A strong supporter of homemade music, Blue was instrumental in helping form the Children's Music Network, an outgrowth of the People's Music Network, founded by Charlie King, Pete Seeger, and other activist artists. In the '80s, Blue released a folk album for adults, Their Way. He performed in small gatherings and concerts around New England, New York, and Philadelphia.
In 1990, Blue released an album for kids, Starting Small, on Kim Wallach's label, Black Socks Press. The album was based on songs that Blue had been performing in his concerts. Sold mainly by word of mouth in New England, Starting Small had an impact across the country.

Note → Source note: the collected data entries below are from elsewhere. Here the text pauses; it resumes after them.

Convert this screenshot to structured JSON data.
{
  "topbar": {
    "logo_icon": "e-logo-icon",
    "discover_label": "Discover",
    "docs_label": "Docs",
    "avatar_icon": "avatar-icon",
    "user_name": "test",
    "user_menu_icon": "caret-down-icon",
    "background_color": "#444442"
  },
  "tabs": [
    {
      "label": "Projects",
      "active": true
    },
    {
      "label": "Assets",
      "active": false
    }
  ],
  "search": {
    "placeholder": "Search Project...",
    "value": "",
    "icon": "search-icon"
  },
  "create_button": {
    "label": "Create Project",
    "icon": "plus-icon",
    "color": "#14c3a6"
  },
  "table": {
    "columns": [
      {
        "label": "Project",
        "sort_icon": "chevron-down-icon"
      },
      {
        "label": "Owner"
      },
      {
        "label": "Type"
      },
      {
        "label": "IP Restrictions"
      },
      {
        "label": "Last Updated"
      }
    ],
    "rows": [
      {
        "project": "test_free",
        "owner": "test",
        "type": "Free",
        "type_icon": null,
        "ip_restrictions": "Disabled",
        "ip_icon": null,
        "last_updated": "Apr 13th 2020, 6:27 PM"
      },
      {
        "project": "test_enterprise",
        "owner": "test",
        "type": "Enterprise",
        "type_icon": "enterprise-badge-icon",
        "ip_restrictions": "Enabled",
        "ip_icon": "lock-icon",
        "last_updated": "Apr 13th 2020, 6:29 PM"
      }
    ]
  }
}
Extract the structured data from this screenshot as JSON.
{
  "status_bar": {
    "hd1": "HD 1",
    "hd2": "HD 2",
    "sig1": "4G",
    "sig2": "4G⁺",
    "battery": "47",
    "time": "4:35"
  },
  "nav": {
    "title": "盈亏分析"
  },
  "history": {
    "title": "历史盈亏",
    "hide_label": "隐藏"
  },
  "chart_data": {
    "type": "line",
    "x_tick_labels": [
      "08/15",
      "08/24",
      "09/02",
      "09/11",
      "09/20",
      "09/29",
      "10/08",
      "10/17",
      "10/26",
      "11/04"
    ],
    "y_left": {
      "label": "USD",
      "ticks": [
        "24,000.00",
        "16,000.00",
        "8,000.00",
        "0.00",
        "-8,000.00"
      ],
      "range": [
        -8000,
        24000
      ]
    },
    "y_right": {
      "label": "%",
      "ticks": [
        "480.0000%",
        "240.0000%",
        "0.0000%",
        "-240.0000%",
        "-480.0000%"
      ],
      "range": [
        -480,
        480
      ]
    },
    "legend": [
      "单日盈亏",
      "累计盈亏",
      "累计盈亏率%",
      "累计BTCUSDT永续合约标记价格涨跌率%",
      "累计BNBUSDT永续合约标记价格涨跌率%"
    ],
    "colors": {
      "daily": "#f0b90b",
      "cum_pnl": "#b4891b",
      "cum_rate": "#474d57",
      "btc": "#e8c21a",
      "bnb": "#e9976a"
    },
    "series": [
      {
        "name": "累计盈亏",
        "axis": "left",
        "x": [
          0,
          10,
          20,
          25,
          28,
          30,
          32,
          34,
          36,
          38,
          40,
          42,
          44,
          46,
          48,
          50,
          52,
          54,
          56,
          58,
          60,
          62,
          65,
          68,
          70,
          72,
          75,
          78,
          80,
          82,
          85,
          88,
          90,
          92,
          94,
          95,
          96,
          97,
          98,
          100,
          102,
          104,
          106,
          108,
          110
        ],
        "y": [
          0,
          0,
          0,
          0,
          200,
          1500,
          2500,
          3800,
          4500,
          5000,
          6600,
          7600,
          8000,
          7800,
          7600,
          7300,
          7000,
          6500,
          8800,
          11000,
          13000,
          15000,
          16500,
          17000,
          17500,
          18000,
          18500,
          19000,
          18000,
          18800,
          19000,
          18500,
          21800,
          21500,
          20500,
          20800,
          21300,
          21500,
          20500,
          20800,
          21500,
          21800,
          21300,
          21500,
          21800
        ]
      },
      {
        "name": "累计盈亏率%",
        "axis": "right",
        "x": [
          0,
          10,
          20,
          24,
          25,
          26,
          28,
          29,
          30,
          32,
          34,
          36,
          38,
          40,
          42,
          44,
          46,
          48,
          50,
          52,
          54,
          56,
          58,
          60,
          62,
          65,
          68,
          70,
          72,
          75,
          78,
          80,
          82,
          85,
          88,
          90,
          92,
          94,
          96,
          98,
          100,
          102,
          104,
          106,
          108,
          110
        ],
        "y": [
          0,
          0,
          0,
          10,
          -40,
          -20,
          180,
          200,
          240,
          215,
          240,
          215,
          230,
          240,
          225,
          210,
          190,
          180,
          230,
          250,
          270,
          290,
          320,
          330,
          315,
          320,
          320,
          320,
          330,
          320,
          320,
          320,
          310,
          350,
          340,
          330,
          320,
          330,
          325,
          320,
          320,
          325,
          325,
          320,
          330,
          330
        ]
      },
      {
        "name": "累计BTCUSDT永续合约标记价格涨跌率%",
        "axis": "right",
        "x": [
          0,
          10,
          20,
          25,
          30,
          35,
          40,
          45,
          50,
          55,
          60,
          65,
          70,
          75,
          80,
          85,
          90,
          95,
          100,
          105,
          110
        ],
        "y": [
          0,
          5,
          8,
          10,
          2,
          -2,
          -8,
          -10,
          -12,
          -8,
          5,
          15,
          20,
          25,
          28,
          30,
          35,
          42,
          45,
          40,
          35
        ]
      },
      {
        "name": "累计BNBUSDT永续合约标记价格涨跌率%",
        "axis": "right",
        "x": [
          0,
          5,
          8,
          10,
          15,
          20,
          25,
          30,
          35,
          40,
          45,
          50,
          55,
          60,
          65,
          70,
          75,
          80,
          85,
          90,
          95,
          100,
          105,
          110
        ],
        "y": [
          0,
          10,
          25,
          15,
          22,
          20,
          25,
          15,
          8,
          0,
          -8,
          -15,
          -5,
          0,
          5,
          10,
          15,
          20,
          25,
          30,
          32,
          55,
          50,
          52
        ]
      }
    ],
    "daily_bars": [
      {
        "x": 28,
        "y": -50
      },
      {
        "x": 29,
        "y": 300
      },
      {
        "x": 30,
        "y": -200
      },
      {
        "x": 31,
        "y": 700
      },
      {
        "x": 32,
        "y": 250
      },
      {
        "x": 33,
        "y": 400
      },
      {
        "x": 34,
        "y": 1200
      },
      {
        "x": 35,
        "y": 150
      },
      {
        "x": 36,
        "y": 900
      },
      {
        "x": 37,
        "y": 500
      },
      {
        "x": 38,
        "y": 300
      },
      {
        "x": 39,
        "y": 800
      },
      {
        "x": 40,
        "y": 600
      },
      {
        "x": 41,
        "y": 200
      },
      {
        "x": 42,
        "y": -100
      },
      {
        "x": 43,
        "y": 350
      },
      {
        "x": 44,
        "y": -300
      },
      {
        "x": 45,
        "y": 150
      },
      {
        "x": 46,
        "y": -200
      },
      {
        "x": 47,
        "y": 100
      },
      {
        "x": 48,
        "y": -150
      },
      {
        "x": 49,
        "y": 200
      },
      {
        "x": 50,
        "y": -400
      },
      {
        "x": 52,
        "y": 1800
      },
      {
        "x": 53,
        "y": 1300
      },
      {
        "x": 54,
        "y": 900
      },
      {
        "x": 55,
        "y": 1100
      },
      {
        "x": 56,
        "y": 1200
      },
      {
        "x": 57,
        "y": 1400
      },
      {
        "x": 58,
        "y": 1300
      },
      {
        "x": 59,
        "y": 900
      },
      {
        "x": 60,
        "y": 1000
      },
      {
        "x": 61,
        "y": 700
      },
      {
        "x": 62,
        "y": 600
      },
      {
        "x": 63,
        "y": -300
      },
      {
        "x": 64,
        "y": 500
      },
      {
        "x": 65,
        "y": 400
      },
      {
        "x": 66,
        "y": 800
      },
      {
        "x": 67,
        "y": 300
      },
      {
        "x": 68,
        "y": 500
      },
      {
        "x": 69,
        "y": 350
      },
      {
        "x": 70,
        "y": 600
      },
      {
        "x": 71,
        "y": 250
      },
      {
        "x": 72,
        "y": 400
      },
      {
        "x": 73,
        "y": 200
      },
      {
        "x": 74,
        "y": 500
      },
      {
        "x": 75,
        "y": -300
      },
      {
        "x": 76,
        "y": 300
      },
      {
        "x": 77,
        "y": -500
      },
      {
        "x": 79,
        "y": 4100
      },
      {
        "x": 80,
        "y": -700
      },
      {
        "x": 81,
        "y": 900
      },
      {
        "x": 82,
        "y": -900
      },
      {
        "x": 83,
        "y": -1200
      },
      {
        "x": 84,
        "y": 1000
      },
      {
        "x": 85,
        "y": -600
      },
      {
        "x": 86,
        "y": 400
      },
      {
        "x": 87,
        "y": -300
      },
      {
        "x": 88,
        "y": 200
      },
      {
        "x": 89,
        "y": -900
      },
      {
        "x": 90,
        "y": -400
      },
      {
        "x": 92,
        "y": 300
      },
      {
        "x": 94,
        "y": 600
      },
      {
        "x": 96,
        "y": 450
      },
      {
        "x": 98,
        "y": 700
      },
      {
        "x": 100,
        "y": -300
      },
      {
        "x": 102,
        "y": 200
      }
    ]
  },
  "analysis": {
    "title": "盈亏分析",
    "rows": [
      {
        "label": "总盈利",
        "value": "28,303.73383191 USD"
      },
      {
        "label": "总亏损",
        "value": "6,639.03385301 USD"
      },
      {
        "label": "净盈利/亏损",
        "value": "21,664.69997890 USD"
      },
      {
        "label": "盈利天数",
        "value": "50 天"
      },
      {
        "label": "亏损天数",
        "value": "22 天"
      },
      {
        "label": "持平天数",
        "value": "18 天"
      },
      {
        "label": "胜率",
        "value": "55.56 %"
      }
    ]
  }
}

Songs such as "Courage," about a young teen's decision to go against the in-crowd, covered a territory mostly uncharted in the sugary children's music of the day. (Imagine hearing the words "Auschwitz" and "Hiroshima" in children's material.) Bob Blue put those words in his songs, and gently made his young audiences understand the importance of history's lessons in their lives.
In the late '90s, Blue turned his attention to writing full-time and wrote the first in a series of resource books, Parents, Teachers, Children. But he stayed in touch with the music community through his editorship of Pass It On, the triannual journal the Children's Music Network.